En la misma medida en que la Junta de Castilla y León recibía transferencias, la institución traicionaba su pacto fundacional: el reparto de sedes. Todo se iba concentrando en Castilla. Las cartas incitando al traslado de empresas de León a Castilla con subvenciones de la propia Junta surtieron efecto. El traslado de instituciones, de talleres del ferrocarril o centros de telefonía fue continuo. Otro episodio dañino fue la sustracción de los fondos del carbón para la reconversión de las cuencas mineras. La Junta los incorporó como gasto ordinario para León, sustituyendo partidas autonómicas. Los fondos de cohesión, llegados para las zonas con más baja renta, como León, Zamora y Salamanca, se invirtieron en provincias ricas. La Región Leonesa fue el cebo para los fondos europeos que se invertirían en la Castilla rica.

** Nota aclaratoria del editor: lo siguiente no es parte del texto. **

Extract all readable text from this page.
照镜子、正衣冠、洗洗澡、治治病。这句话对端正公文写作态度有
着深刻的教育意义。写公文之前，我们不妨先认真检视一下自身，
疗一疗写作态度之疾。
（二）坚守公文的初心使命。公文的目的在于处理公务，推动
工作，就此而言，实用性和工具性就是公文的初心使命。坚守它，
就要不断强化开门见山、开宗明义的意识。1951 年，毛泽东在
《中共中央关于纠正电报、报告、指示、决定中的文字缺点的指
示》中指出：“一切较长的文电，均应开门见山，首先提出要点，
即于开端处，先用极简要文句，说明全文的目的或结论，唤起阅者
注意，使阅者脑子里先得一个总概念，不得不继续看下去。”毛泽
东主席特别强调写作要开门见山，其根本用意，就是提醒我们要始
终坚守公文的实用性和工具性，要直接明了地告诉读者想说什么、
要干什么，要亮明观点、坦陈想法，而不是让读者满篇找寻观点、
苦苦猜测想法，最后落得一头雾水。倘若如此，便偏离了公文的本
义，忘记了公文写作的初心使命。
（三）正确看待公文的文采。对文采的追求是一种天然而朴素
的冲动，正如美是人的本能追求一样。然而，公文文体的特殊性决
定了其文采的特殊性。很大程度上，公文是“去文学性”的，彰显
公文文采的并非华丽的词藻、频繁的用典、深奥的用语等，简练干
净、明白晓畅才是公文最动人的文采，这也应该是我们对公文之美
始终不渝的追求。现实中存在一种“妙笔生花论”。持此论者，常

Sin embargo, León tenía impacto en una escala superior, pues articulaba los corredores y movimientos económicos del noroeste: Asturias, Galicia y Norte de Portugal. El vaciado económico de León fue tan extremo que Asturias y Galicia quedaron sin nexo, y sus zonas interiores abandonadas o debilitadas. Si no cambia la coyuntura, Galicia será poco más que el corredor costero atlántico y Asturias, un triángulo entre Oviedo, Gijón y Avilés. La causa: el desvanecimiento económico y poblacional de León, desmembrando así flujos económicos que daban cohesión al noroeste.

La actuación de la Junta de Castilla y León contra los intereses económicos del Noroeste supone un problema de Estado, ya que tiene incidencia sobre varias comunidades autónomas. Su desleal actuación está confinando el desarrollo en espacios dispersos de Asturias y Galicia. Lugo, Orense, Braganza, Mieres o Langreo carecen de proyección por el hundimiento de León. Es de interés nacional una ley orgánica que segregue la Región Leonesa -o sus partes- de la actual autonomía a fin de restaurar el equilibrio peninsular y de acabar con la agresión de la Junta de Castilla y León al futuro próspero de esta parte de España.